The collection of a sufficient volume of images and data can delay the progress of AI-based use cases. The use of synthetic data seeks to plug that gap. However, project teams considering developing AI applications based on synthetic data should be mindful of the following issues:
- Data Quality Still Applies: Project teams must ensure that the data/images generated still preserve the unique characteristics of the real-world context on which the model will be trained. The model shouldn’t be prone to hallucinating on the synthetic data.
- Ignore the Tantalizing Time Frames: Quality control, as in many other aspects of I&M operations, needs to be at the forefront of implementers’ minds. In addition, once you are happy with the model, you cannot just set it and forget it. Implementers need to check that the model doesn’t become a closed system with little input from the real-world data.
- Apply a Cynical Mindset: Synthetic data promises much, but users need to regularly scrutinize, augment, and annotate the data to check for biases and to validate the model’s accuracy regularly.

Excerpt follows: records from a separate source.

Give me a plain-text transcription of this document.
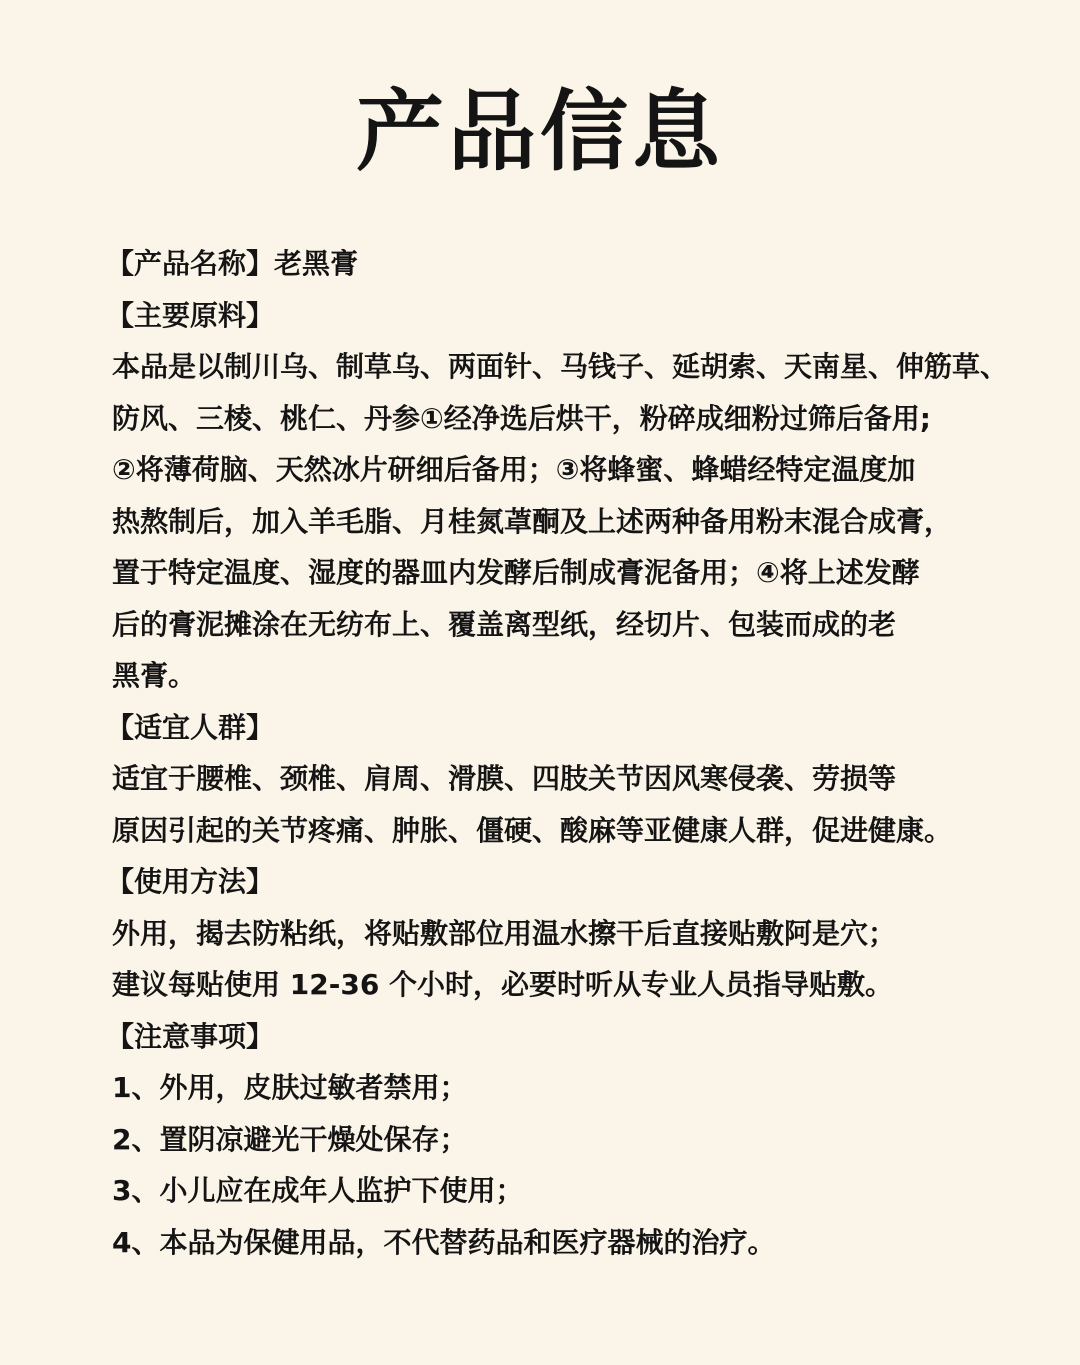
产品信息
【产品名称】老黑膏
【主要原料】
本品是以制川乌、制草乌、两面针、马钱子、延胡索、天南星、伸筋草、
防风、三棱、桃仁、丹参①经净选后烘干，粉碎成细粉过筛后备用;
②将薄荷脑、天然冰片研细后备用；③将蜂蜜、蜂蜡经特定温度加
热熬制后，加入羊毛脂、月桂氮䓬酮及上述两种备用粉末混合成膏，
置于特定温度、湿度的器皿内发酵后制成膏泥备用；④将上述发酵
后的膏泥摊涂在无纺布上、覆盖离型纸，经切片、包装而成的老
黑膏。
【适宜人群】
适宜于腰椎、颈椎、肩周、滑膜、四肢关节因风寒侵袭、劳损等
原因引起的关节疼痛、肿胀、僵硬、酸麻等亚健康人群，促进健康。
【使用方法】
外用，揭去防粘纸，将贴敷部位用温水擦干后直接贴敷阿是穴；
建议每贴使用 12-36 个小时，必要时听从专业人员指导贴敷。
【注意事项】
1、外用，皮肤过敏者禁用；
2、置阴凉避光干燥处保存；
3、小儿应在成年人监护下使用；
4、本品为保健用品，不代替药品和医疗器械的治疗。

- Start with a Low-Risk Use Case: Implementers unfamiliar with the use of synthetic data should identify low-risk use cases to start with and develop their processes for ensuring the model is performing as designed. Doing so will not only build expertise, but will identify underlying data collection processes that the company needs to improve before tackling more complicated and critical use cases. Furthermore, by building expertise gradually, project teams will have a better understanding of the benefits in terms of time savings, productivity gains, etc. that a deployment can deliver.
Sometimes, implementers would be better suited to examining their processes for collecting high-quality data as opposed to looking at synthetic data from the outset.
Bosch is certainly an I&M company to track closely, both as an example for other implementers to follow and because of its adoption of the latest technologies. Bosch is one for suppliers to target as well. The company has been acknowledged as a leading firm with regard to Industry 4.0, with four plants recognized as part of the World Economic Forum’s lighthouse factory, including two its work with AI.